Wednesday 30 November 2011

Using Jstat with the CMS Collector

Several months back I was investigating high CPU utilisation on a customer system. One factor that I noticed was that the Concurrent Mark Sweep garbage collector on one of the Java 5 JVMs seemed to be using 100% of a CPU for much of the day. Checking the GC log file, I found that during this period the CMS collector was running almost continuously.

We also use jstat to monitor the GC behaviour because its output is much easier to interpret than the GC log. Jstat showed total GC times much lower than those shown in the GC logs. I also noticed that the number of 'full GCs' reported by jstat frequently increased by two or a larger even number and that odd numbers appeared only rarely and for short periods of time.

So what does this mean? Why does jstat apparently disagree with the information from the GC logs and why does it seem to report that full collections occur in pairs?

Although I've never seen the answer documented anywhere (no doubt some kind soul will now point it out to me), I had a hunch that I knew what it was. My theory was that jstat was reporting just the application pause time, not the total execution time of the collector.

So I set out to try to prove or disprove my theory by running a simple test application to exercise the java heap and collecting both the GC log file (-verbose:gc -XX:+PrintGCDetails -Xloggc:gc.log) and the jstat (-gcutil -t) output for comparison.

I also did a little reading about the CMS collector to help me to identify the application pause time in the logs. This told me that each CMS cycle causes two application pauses - one for the 'initial mark' phase and one for the 'remark' phase.

Here is the jstat output:-

E:\source\memstress>jstat -gcutil -t 3136 10s

Timestamp S0 S1 E O P YGC YGCT FGC FGCT GCT
13.4 0.00 0.00 58.11 43.79 9.73 8 0.440 0 0.000 0.440
23.5 0.00 0.00 3.35 72.78 9.77 15 0.848 6 0.078 0.926
33.5 0.00 0.00 37.99 72.60 9.77 16 0.896 12 0.313 1.208

So between 13.4 seconds and 23.5 seconds of uptime, jstat reports 0.078s of full GC time.
The GC log is too verbose to reproduce here, even for this simple test, but the relevant messages for the pause phases were:-

15.410: [GC [1 CMS-initial-mark: 223173K(408576K)] 223672K(524224K), 0.0001739 secs]

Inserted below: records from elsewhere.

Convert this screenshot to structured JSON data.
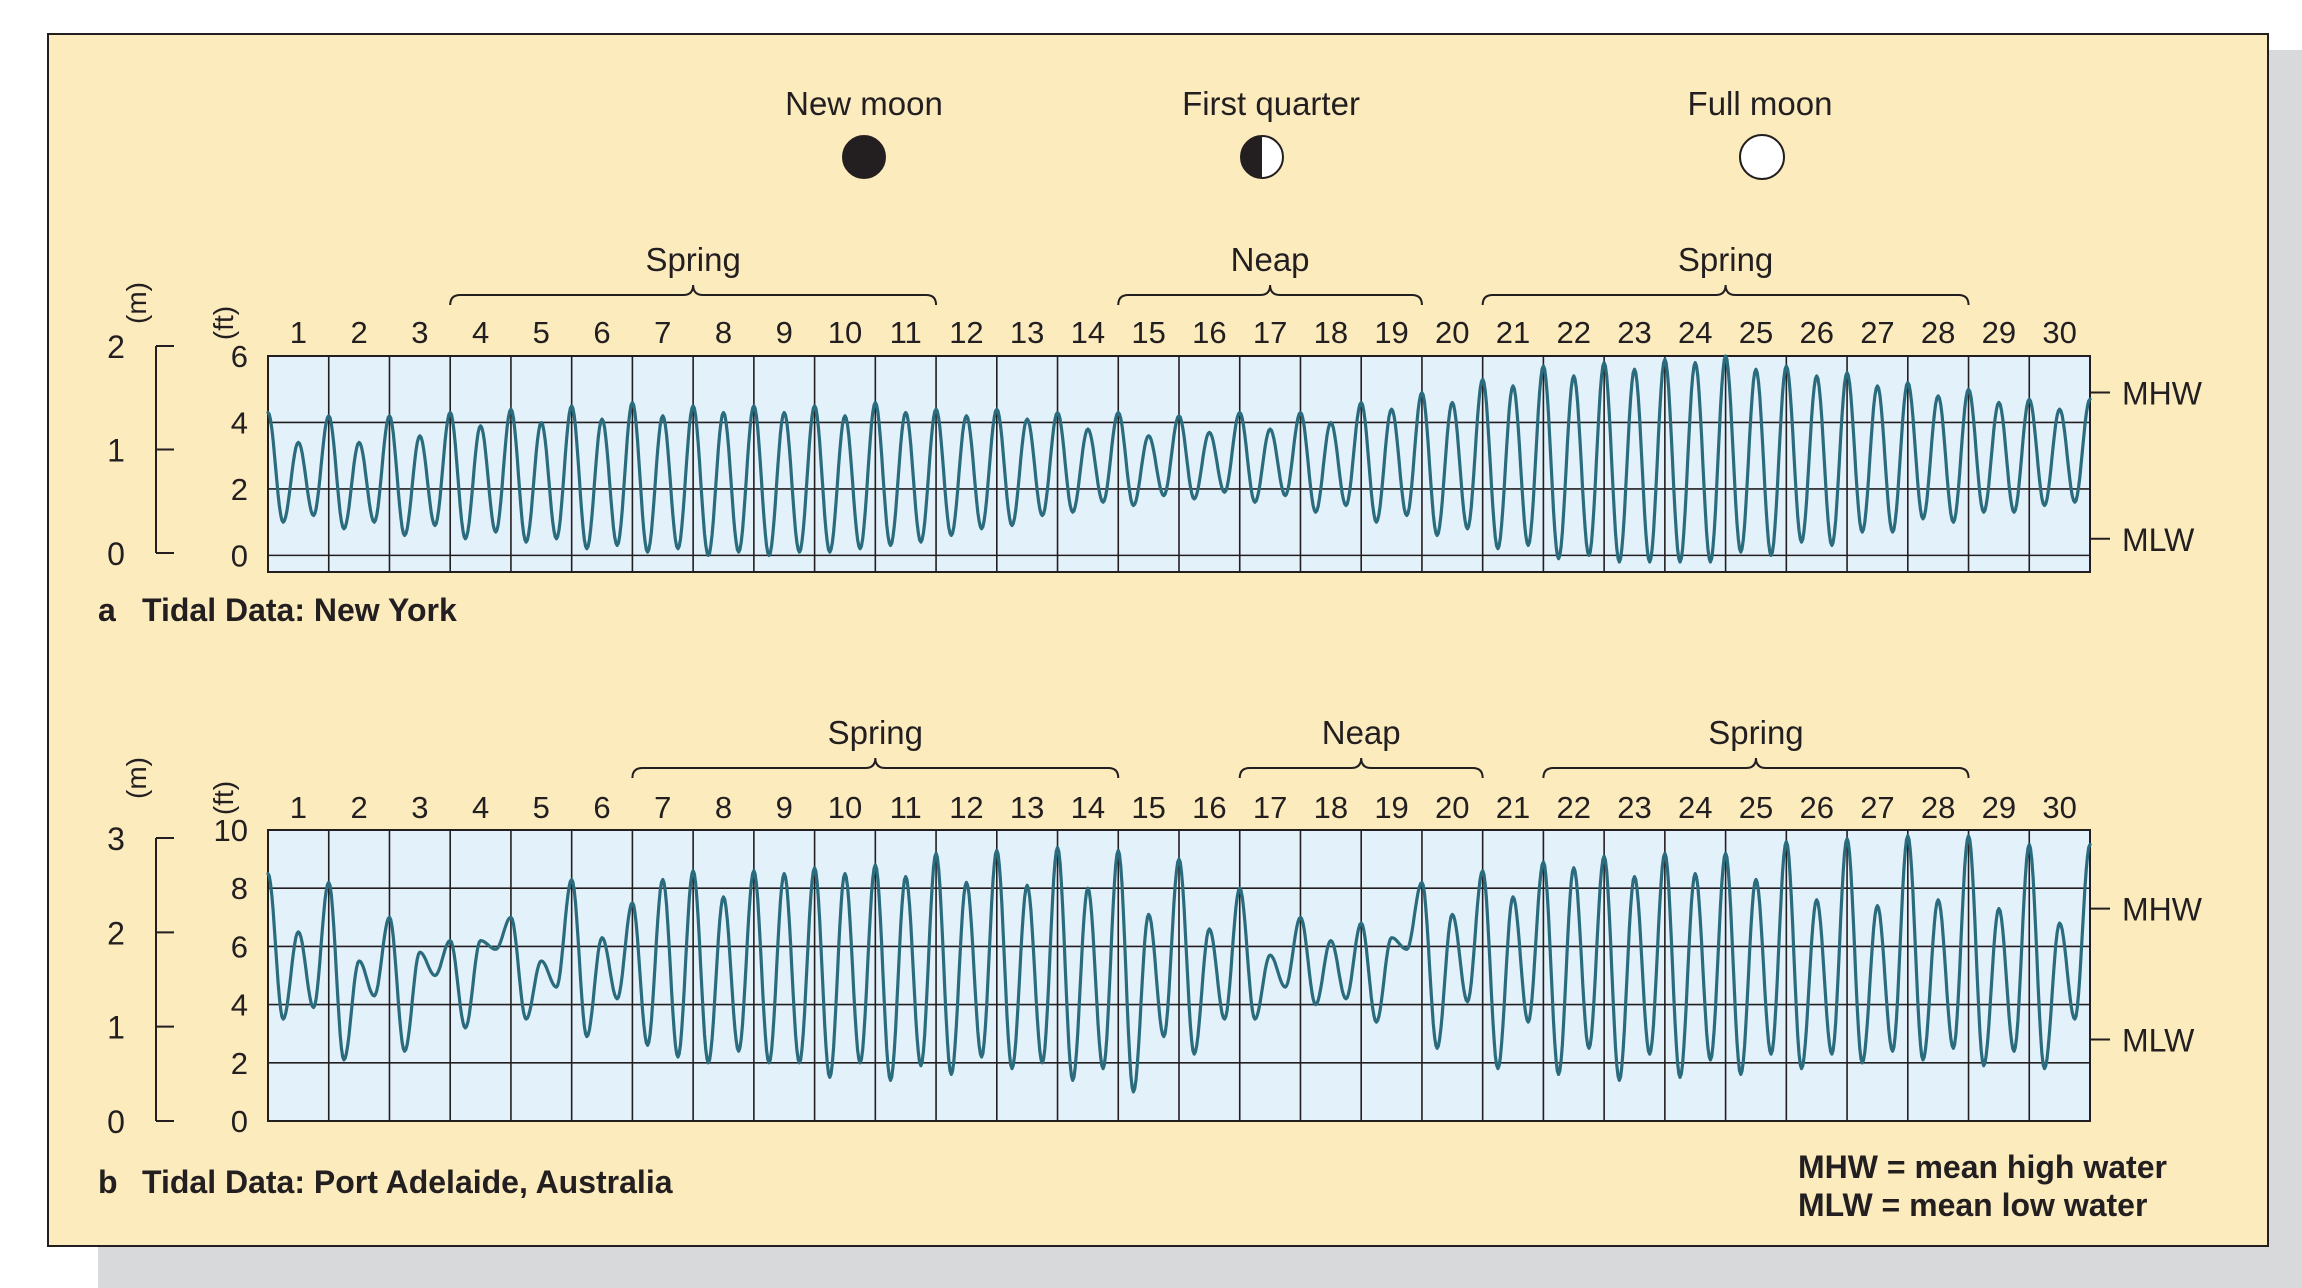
{
  "moon_phases": [
    {
      "label": "New moon",
      "icon": "new-moon-icon",
      "day": 10.3
    },
    {
      "label": "First quarter",
      "icon": "first-quarter-moon-icon",
      "day": 16.9
    },
    {
      "label": "Full moon",
      "icon": "full-moon-icon",
      "day": 24.9
    }
  ],
  "legend": {
    "mhw": "MHW = mean high water",
    "mlw": "MLW = mean low water"
  },
  "colors": {
    "frame_background": "#fbebbd",
    "plot_background": "#e3f1fb",
    "curve": "#2a6c7d",
    "grid": "#231f20"
  },
  "chart_data": [
    {
      "type": "line",
      "panel_letter": "a",
      "title": "Tidal Data: New York",
      "xlabel": "",
      "x_ticks": [
        1,
        2,
        3,
        4,
        5,
        6,
        7,
        8,
        9,
        10,
        11,
        12,
        13,
        14,
        15,
        16,
        17,
        18,
        19,
        20,
        21,
        22,
        23,
        24,
        25,
        26,
        27,
        28,
        29,
        30
      ],
      "x_range": [
        0.5,
        30.5
      ],
      "ylabel_ft": "(ft)",
      "ylabel_m": "(m)",
      "y_ticks_ft": [
        0,
        2,
        4,
        6
      ],
      "ylim_ft": [
        -0.5,
        6
      ],
      "y_ticks_m": [
        0,
        1,
        2
      ],
      "reference_lines": [
        {
          "label": "MHW",
          "value_ft": 4.9
        },
        {
          "label": "MLW",
          "value_ft": 0.5
        }
      ],
      "period_brackets": [
        {
          "label": "Spring",
          "from": 3.5,
          "to": 11.5
        },
        {
          "label": "Neap",
          "from": 14.5,
          "to": 19.5
        },
        {
          "label": "Spring",
          "from": 20.5,
          "to": 28.5
        }
      ],
      "series": [
        {
          "days": [
            1,
            2,
            3,
            4,
            5,
            6,
            7,
            8,
            9,
            10,
            11,
            12,
            13,
            14,
            15,
            16,
            17,
            18,
            19,
            20,
            21,
            22,
            23,
            24,
            25,
            26,
            27,
            28,
            29,
            30
          ],
          "high1_ft": [
            4.3,
            4.2,
            4.2,
            4.3,
            4.4,
            4.5,
            4.6,
            4.5,
            4.5,
            4.5,
            4.6,
            4.4,
            4.4,
            4.3,
            4.3,
            4.2,
            4.3,
            4.3,
            4.6,
            4.9,
            5.3,
            5.7,
            5.8,
            5.9,
            6.0,
            5.7,
            5.5,
            5.2,
            5.0,
            4.7
          ],
          "high2_ft": [
            3.4,
            3.4,
            3.6,
            3.9,
            4.0,
            4.1,
            4.2,
            4.3,
            4.3,
            4.2,
            4.3,
            4.2,
            4.1,
            3.8,
            3.6,
            3.7,
            3.8,
            4.0,
            4.4,
            4.6,
            5.1,
            5.4,
            5.6,
            5.8,
            5.6,
            5.4,
            5.1,
            4.8,
            4.6,
            4.4
          ],
          "low1_ft": [
            1.0,
            0.8,
            0.6,
            0.5,
            0.4,
            0.2,
            0.1,
            0.0,
            0.0,
            0.1,
            0.3,
            0.6,
            0.9,
            1.3,
            1.5,
            1.7,
            1.6,
            1.3,
            1.0,
            0.6,
            0.2,
            -0.1,
            -0.2,
            -0.2,
            0.1,
            0.4,
            0.7,
            1.1,
            1.3,
            1.5
          ],
          "low2_ft": [
            1.2,
            1.0,
            0.9,
            0.7,
            0.5,
            0.3,
            0.2,
            0.1,
            0.1,
            0.2,
            0.4,
            0.8,
            1.2,
            1.6,
            1.8,
            1.9,
            1.8,
            1.5,
            1.2,
            0.8,
            0.3,
            0.0,
            -0.2,
            -0.2,
            0.0,
            0.3,
            0.7,
            1.0,
            1.3,
            1.6
          ]
        }
      ]
    },
    {
      "type": "line",
      "panel_letter": "b",
      "title": "Tidal Data: Port Adelaide, Australia",
      "xlabel": "",
      "x_ticks": [
        1,
        2,
        3,
        4,
        5,
        6,
        7,
        8,
        9,
        10,
        11,
        12,
        13,
        14,
        15,
        16,
        17,
        18,
        19,
        20,
        21,
        22,
        23,
        24,
        25,
        26,
        27,
        28,
        29,
        30
      ],
      "x_range": [
        0.5,
        30.5
      ],
      "ylabel_ft": "(ft)",
      "ylabel_m": "(m)",
      "y_ticks_ft": [
        0,
        2,
        4,
        6,
        8,
        10
      ],
      "ylim_ft": [
        0,
        10
      ],
      "y_ticks_m": [
        0,
        1,
        2,
        3
      ],
      "reference_lines": [
        {
          "label": "MHW",
          "value_ft": 7.3
        },
        {
          "label": "MLW",
          "value_ft": 2.8
        }
      ],
      "period_brackets": [
        {
          "label": "Spring",
          "from": 6.5,
          "to": 14.5
        },
        {
          "label": "Neap",
          "from": 16.5,
          "to": 20.5
        },
        {
          "label": "Spring",
          "from": 21.5,
          "to": 28.5
        }
      ],
      "series": [
        {
          "days": [
            1,
            2,
            3,
            4,
            5,
            6,
            7,
            8,
            9,
            10,
            11,
            12,
            13,
            14,
            15,
            16,
            17,
            18,
            19,
            20,
            21,
            22,
            23,
            24,
            25,
            26,
            27,
            28,
            29,
            30
          ],
          "high1_ft": [
            8.5,
            8.2,
            7.0,
            6.2,
            7.0,
            8.3,
            7.5,
            8.6,
            8.6,
            8.7,
            8.8,
            9.2,
            9.3,
            9.4,
            9.3,
            9.0,
            8.0,
            7.0,
            6.8,
            8.2,
            8.6,
            8.9,
            9.1,
            9.2,
            9.2,
            9.6,
            9.7,
            9.8,
            9.8,
            9.5
          ],
          "high2_ft": [
            6.5,
            5.5,
            5.8,
            6.2,
            5.5,
            6.3,
            8.3,
            7.7,
            8.5,
            8.5,
            8.4,
            8.2,
            8.1,
            8.0,
            7.1,
            6.6,
            5.7,
            6.2,
            6.3,
            7.1,
            7.7,
            8.7,
            8.4,
            8.5,
            8.3,
            7.6,
            7.4,
            7.6,
            7.3,
            6.8
          ],
          "low1_ft": [
            3.5,
            2.1,
            2.4,
            3.2,
            3.5,
            2.9,
            2.6,
            2.0,
            2.0,
            1.5,
            1.4,
            1.6,
            1.8,
            1.4,
            1.0,
            2.3,
            3.5,
            4.0,
            3.4,
            2.5,
            1.8,
            1.6,
            1.4,
            1.5,
            1.6,
            1.8,
            2.0,
            2.1,
            1.9,
            1.8
          ],
          "low2_ft": [
            3.9,
            4.3,
            5.0,
            5.9,
            4.6,
            4.2,
            2.2,
            2.4,
            2.0,
            2.0,
            1.9,
            2.2,
            2.0,
            1.8,
            2.9,
            3.5,
            4.6,
            4.2,
            5.9,
            4.1,
            3.4,
            2.5,
            2.3,
            2.1,
            2.3,
            2.3,
            2.4,
            2.5,
            2.4,
            3.5
          ]
        }
      ]
    }
  ]
}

[1 CMS-remark: 245213K(408576K)] 329218K(524224K), 0.0307485 secs]
19.074: [GC [1 CMS-initial-mark: 274783K(408576K)] 276925K(524224K), 0.0001132 secs]
[1 CMS-remark: 274783K(408576K)] 335949K(524224K), 0.0313580 secs]
21.232: [GC [1 CMS-initial-mark: 287928K(408576K)] 287928K(524224K), 0.0001128 secs]
[1 CMS-remark: 310245K(408576K)] 314122K(524224K), 0.0157990 secs]

So there were three CMS collection cycles in the tenured generation during the 10 second interval covered by the second line of jstat output. This corresponds to six pauses, which is what jstat reports as the 'Full GC count'.

Adding up the pause times, I reached a figure of 0.0779 seconds which agrees nicely with the 0.078 seconds reported by jstat.

So… when used with the CMS collector, jstat seems to report the number of application pauses for garbage collection and the amount of time for which the application was paused. The pause time will probably be much lower than the total amount of GC execution time.